Berlusconi's People of Freedom Party is worried about tax increases and the centre-left Democratic Party about pension cuts, but both parties know they cannot sabotage the bill without unleashing an economic disaster including a possible default.
Political analyst James Walston of the American University of Rome said there was no respite for Monti's government despite passing the test on Thursday.

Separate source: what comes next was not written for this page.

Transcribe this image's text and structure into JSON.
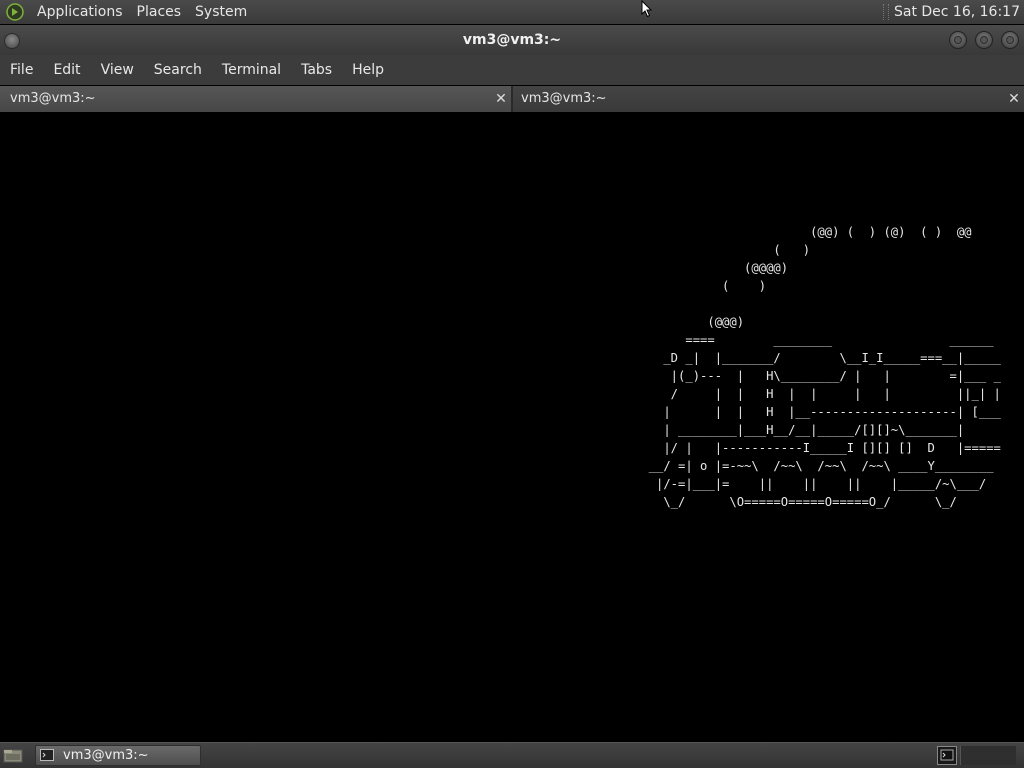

"The government is not going to have an easy time now even with budget passed. Berlusconi made it very clear that he was going to keep the pressure up on Monti, not to allow the government to do things which he doesn't like. He also wants to make sure that he is still in the public eye, that he is still ready to take over when he wants. The centre-left has done more or less the same, rather more politely and rather more softly. But they have the labour unions behind them, and they have other movements behind, and they cannot be seen to be allowing the government to do what is in fact a conservative and centre-right budget," said Walston.
Berlusconi had promised Monti full support but expressed his concern that "the horse's medicine could kill the horse", a reference to the widespread fear that the budget could stamp out fragile growth.
"The Italian politicians are not free to do what they want. They have huge pressure from the markets. They have huge pressure from external forces and internal forces as well. So what prevents them from pulling the government down, causing serious trouble within Italy, are these pressures. Because if they bring the government down, then whoever does it will be responsible for the disaster which will follow," Walston added.